Selection Sunday Sets off March Madness Mayhem

Around this time of year, college basketball lovers have something to look forward to. It is the time of year when thousands of people frantically fill out brackets and compete with their friends to see whose is the most accurate. It is the time of year when fans can wake up early in the morning and watch basketball games until the sun sets. It is the time of year when unknown teams become cinderella stories, when promising young players become stars, and when powerhouses prove their strength, depth, and readiness to contend for a championship. It is mid-March, and with Selection Sunday wrapped up and the field of 68 teams set in stone, the chaotic, electrifying event that is the NCAA Tournament, also known as March Madness, has begun. In a year with no clear-cut favorite and a handful of teams that have a solid chance to win the championship, the next few weeks will surely be an unpredictable thrill-ride complete with wild buzzer-beaters, unlikely upsets, and surprise heroes.

For those unfamiliar with this year’s tournament format, the teams are assigned to one of four regions (West, East, Midwest, and South), and each region has teams ranked from 1 to 16. Each region has a play-in game in which the winner earns a spot in the tournament, creating a field of 68 total teams.


The Top 8

This year, the four number one seeds are Indiana, Kansas, Louisville (the overall number one seed), and Gonzaga, USF’s West Coast Conference foe. Although these teams are considered the most dominant in college basketball, none of them have been invincible throughout the season. It has been a uncommon year in that no team has truly proven to be ahead of the rest, as five different teams have been ranked number one in the nation in the AP poll and lots of fluctuation has occurred within the conferences.

Indiana spent much of the year as the number one team but lost to Wisconsin in the Big Ten Conference Tournament. Gonzaga has an impressive record of 31-2 and earned a No. 1 seed for the first time in school history, but their schedule was only the 72nd most difficult out of the 347 Division 1 teams, which qualifies as the weakest schedule among the four teams with a No. 1 seed.  Finally, there is not a noticeable drop off from the No. 1 to the No. 2 seeds (Duke, Georgetown, Miami (FL), and Ohio State). Duke is currently the number one ranked team in the RPI Rankings, and Miami is the first team ever to win an ACC regular season and tournament title yet not receive a No. 1 seed.



As is the case with the NCAA Tournament every year, there is much speculation as to which teams have the best chance to win the championship and which upsets will occur. Also, there are usually debates concerning the possible unfair seeding of certain teams, as well as complaints that teams that deserved to be selected in the tournament field were left out.’s Tournament Challenge, a game in which people submit their brackets in hopes of correctly predicting the outcomes of games and winning prizes, offers insight into what people are anticipating to happen in the tournament. So far, Louisville has been picked to win the championship in 19.9% of the brackets, a higher percentage than any other team. Indiana is second at 16.3%, followed by Miami, Kansas, and Duke.
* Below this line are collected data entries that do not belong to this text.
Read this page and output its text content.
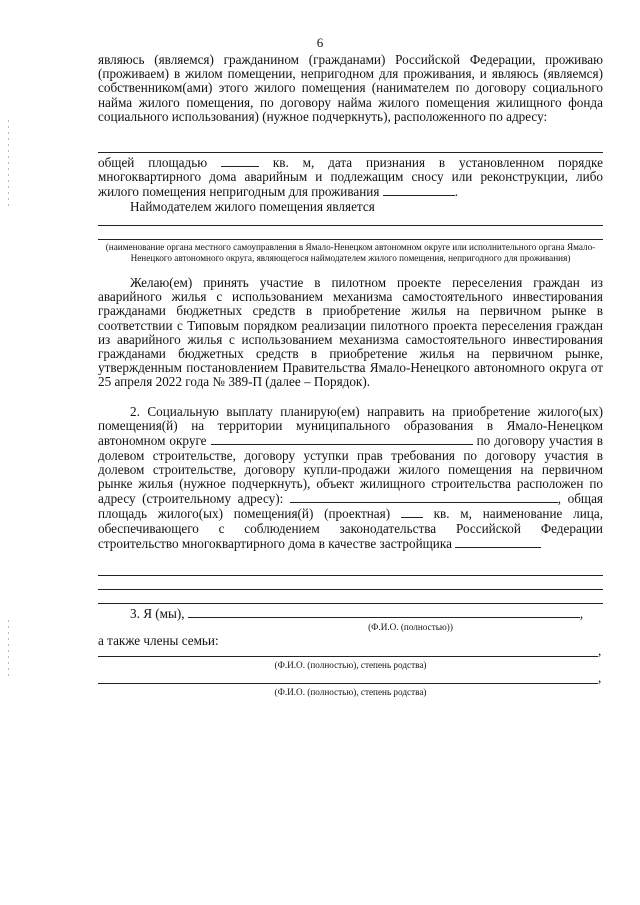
6

являюсь (являемся) гражданином (гражданами) Российской Федерации, проживаю (проживаем) в жилом помещении, непригодном для проживания, и являюсь (являемся) собственником(ами) этого жилого помещения (нанимателем по договору социального найма жилого помещения, по договору найма жилого помещения жилищного фонда социального использования) (нужное подчеркнуть), расположенного по адресу:

общей площадью	кв. м, дата признания в установленном порядке многоквартирного дома аварийным и подлежащим сносу или реконструкции, либо жилого помещения непригодным для проживания	.

Наймодателем жилого помещения является

(наименование органа местного самоуправления в Ямало-Ненецком автономном округе или исполнительного органа Ямало-Ненецкого автономного округа, являющегося наймодателем жилого помещения, непригодного для проживания)

Желаю(ем) принять участие в пилотном проекте переселения граждан из аварийного жилья с использованием механизма самостоятельного инвестирования гражданами бюджетных средств в приобретение жилья на первичном рынке в соответствии с Типовым порядком реализации пилотного проекта переселения граждан из аварийного жилья с использованием механизма самостоятельного инвестирования гражданами бюджетных средств в приобретение жилья на первичном рынке, утвержденным постановлением Правительства Ямало-Ненецкого автономного округа от 25 апреля 2022 года № 389-П (далее – Порядок).

2. Социальную выплату планирую(ем) направить на приобретение жилого(ых) помещения(й) на территории муниципального образования в Ямало-Ненецком автономном округе	по договору участия в долевом строительстве, договору уступки прав требования по договору участия в долевом строительстве, договору купли-продажи жилого помещения на первичном рынке жилья (нужное подчеркнуть), объект жилищного строительства расположен по адресу (строительному адресу):	, общая площадь жилого(ых) помещения(й) (проектная)	кв. м, наименование лица, обеспечивающего с соблюдением законодательства Российской Федерации строительство многоквартирного дома в качестве застройщика

3. Я (мы),	,

(Ф.И.О. (полностью))

а также члены семьи:

,

(Ф.И.О. (полностью), степень родства)

,

(Ф.И.О. (полностью), степень родства)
As far as predictions for the Final Four, Louisville leads again, with 49.7% of brackets picking the Cardinals to be one of the last four remaining teams. Interestingly, Ohio State has only been chosen to win the tournament in 5.9 percent of the brackets, but 39.9% think the Buckeyes will reach the Final Four. In another curious trend, at 25% Duke is the eighth most popular choice to make the Final Four, but has been selected by 8.6% of the brackets to win the championship, good for fifth place.
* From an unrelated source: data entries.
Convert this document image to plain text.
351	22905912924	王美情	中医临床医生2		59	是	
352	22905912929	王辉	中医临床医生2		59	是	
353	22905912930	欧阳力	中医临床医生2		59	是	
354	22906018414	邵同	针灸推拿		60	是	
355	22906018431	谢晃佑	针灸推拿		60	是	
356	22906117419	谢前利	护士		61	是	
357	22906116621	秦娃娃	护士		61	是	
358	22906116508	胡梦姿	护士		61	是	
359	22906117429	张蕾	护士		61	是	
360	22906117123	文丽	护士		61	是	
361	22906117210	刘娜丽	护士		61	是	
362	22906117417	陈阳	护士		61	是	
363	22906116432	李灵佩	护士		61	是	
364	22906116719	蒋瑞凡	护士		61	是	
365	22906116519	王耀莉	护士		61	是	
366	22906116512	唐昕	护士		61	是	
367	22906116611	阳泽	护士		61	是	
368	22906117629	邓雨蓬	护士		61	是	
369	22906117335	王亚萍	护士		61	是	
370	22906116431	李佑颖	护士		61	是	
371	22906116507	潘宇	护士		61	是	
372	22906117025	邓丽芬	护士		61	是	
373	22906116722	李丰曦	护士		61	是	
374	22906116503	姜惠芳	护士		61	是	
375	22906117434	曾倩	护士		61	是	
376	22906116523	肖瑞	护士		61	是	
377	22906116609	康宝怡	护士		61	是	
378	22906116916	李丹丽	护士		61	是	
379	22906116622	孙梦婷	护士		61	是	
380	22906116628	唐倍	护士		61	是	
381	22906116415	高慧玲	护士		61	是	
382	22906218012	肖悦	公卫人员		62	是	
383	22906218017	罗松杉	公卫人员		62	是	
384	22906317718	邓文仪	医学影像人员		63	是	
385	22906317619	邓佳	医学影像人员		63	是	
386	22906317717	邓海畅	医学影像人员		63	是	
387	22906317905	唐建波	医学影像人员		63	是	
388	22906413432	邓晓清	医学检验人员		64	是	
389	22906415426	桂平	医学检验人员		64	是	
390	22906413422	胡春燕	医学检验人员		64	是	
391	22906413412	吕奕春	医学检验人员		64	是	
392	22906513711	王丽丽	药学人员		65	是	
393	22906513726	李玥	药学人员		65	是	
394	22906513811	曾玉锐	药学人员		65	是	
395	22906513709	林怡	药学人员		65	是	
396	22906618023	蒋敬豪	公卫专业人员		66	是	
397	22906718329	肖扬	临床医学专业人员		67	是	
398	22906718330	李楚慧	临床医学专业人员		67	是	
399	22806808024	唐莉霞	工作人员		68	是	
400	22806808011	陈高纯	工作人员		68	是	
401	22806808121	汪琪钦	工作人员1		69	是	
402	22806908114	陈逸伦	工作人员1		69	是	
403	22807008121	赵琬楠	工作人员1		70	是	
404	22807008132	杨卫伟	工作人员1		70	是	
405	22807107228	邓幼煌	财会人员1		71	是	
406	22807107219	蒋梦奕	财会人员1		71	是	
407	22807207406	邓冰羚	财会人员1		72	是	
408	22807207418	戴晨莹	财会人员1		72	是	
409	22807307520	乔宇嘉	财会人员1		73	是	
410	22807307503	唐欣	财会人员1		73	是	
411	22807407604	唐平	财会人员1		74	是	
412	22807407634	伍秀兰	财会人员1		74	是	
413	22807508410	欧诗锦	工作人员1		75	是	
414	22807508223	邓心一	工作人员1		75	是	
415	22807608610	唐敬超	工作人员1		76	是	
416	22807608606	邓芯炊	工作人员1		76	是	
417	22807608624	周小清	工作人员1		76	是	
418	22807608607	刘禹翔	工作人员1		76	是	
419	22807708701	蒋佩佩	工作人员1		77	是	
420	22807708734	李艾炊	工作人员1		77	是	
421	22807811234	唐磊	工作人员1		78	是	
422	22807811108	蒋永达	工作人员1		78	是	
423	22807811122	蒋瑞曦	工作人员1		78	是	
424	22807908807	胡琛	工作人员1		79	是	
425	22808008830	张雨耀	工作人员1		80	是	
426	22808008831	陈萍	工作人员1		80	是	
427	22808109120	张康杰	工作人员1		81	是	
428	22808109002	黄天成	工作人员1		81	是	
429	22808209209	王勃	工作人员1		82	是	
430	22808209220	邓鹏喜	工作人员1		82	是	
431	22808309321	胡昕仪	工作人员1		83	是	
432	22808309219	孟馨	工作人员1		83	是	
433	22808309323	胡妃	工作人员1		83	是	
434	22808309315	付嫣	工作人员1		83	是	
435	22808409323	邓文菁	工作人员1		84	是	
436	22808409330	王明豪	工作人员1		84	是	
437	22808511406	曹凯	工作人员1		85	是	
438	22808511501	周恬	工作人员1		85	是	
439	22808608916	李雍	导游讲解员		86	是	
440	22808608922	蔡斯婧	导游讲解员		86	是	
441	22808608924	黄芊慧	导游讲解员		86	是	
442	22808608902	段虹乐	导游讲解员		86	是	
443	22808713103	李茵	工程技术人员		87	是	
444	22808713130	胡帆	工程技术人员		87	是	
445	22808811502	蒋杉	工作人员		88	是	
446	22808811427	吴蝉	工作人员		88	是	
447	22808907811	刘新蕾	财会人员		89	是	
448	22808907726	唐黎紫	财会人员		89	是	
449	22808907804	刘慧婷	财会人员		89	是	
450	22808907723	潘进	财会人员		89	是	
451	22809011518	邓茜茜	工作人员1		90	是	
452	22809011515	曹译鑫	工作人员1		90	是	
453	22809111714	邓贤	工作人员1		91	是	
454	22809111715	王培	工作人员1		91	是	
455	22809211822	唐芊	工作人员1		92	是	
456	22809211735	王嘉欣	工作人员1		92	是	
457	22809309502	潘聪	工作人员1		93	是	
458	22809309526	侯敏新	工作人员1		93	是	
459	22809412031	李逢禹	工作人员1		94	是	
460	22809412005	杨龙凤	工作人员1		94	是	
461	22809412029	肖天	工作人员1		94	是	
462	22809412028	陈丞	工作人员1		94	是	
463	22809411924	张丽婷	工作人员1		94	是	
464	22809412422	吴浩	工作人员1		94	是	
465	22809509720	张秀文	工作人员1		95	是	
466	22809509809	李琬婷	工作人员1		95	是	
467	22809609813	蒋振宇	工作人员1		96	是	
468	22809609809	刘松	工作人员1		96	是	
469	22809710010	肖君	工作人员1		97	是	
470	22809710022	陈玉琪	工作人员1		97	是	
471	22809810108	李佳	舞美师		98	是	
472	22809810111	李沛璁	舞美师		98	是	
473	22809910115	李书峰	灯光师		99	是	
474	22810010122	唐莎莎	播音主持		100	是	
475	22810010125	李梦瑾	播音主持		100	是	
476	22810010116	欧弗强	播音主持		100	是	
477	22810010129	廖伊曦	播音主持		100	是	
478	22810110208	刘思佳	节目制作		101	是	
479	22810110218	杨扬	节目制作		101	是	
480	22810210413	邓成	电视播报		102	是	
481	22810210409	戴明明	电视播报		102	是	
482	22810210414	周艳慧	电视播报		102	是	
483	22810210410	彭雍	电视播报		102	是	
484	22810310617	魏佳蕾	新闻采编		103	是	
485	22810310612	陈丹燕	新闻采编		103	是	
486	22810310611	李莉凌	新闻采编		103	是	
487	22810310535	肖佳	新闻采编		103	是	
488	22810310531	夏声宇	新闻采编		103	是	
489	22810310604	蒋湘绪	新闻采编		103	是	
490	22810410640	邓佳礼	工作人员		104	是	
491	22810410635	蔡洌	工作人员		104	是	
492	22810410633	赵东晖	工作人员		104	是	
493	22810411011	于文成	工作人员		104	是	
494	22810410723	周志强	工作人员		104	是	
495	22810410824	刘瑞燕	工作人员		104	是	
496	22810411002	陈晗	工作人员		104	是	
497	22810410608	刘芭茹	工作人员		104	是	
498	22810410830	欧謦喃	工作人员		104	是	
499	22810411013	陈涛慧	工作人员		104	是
At this point, the most popular upset pick has been No. 9 seed Missouri beating No. 8 seed Colorado State. The most common choice for a more drastic upset has been No. 11 seed Minnesota prevailing against the No. 6 seed UCLA.


An Imperfect System

A common argument among bracket experts has been that No. 12 seed Oregon should have been seeded higher, considering that they won the Pac-12 Tournament, and also that UCLA, the team they beat in the Pac-12 Championship, received a No. 6 seed. There has also been talk that Middle Tennessee State did not deserve a place in the field of 68 due to the fact that it has not won a game over an RPI top 100 team all year.
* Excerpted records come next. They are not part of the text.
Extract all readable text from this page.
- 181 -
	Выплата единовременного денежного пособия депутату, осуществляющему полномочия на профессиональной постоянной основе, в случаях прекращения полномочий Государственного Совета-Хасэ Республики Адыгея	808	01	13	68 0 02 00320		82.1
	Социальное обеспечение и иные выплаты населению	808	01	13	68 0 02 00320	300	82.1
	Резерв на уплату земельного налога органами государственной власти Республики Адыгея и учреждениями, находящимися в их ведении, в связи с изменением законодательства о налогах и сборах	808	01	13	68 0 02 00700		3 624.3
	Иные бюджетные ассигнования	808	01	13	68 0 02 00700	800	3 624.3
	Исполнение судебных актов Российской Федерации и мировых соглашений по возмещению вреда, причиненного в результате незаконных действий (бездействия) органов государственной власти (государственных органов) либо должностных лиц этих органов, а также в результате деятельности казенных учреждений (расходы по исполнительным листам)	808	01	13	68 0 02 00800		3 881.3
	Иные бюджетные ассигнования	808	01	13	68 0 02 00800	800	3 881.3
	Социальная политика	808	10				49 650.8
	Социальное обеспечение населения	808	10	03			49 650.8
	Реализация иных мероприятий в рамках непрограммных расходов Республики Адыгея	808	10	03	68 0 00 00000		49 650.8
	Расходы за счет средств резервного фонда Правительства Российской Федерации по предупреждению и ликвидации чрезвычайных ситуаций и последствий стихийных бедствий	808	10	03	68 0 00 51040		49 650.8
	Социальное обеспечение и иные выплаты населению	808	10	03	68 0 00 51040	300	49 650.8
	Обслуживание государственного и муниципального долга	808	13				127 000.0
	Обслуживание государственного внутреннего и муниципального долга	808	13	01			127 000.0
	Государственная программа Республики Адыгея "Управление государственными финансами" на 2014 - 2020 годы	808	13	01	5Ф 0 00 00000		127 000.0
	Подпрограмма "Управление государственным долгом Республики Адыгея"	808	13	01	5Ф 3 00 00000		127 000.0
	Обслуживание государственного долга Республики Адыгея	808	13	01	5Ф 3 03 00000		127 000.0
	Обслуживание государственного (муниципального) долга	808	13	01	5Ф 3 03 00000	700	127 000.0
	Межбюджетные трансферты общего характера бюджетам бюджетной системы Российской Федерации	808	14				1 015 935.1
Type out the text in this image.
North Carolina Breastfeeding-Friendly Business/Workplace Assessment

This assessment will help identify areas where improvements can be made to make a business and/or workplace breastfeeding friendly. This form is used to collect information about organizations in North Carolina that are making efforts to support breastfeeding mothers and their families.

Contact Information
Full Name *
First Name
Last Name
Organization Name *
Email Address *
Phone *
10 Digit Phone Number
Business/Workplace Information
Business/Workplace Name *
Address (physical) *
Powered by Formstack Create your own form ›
Despite possible slip-ups by the selection committee and inconsistencies in seeding, the general energy surrounding this NCAA Tournament suggests that it will be one of the most exciting and unforgettable tournaments in a long time. The lack of an obvious frontrunner has created much uncertainty and led to many different teams being given a chance to compete for the championship.

“I don’t think there’s any consensus favorite. I just don’t think there’s a team that has distinguished itself,” CBS basketball analyst Clark Kellogg said.

Later this week, the games will begin, and along the way each team will look to find its identity and make a run for the title. As the surprise upsets and outstanding individual performances arrive, a small quantity of teams will emerge as elite contenders, and opinions will continue to change until the championship game is over. No matter what happens, the intriguing premise of the 2013 NCAA Tournament ensures that this month will bring plenty of “madness” for fans to enjoy.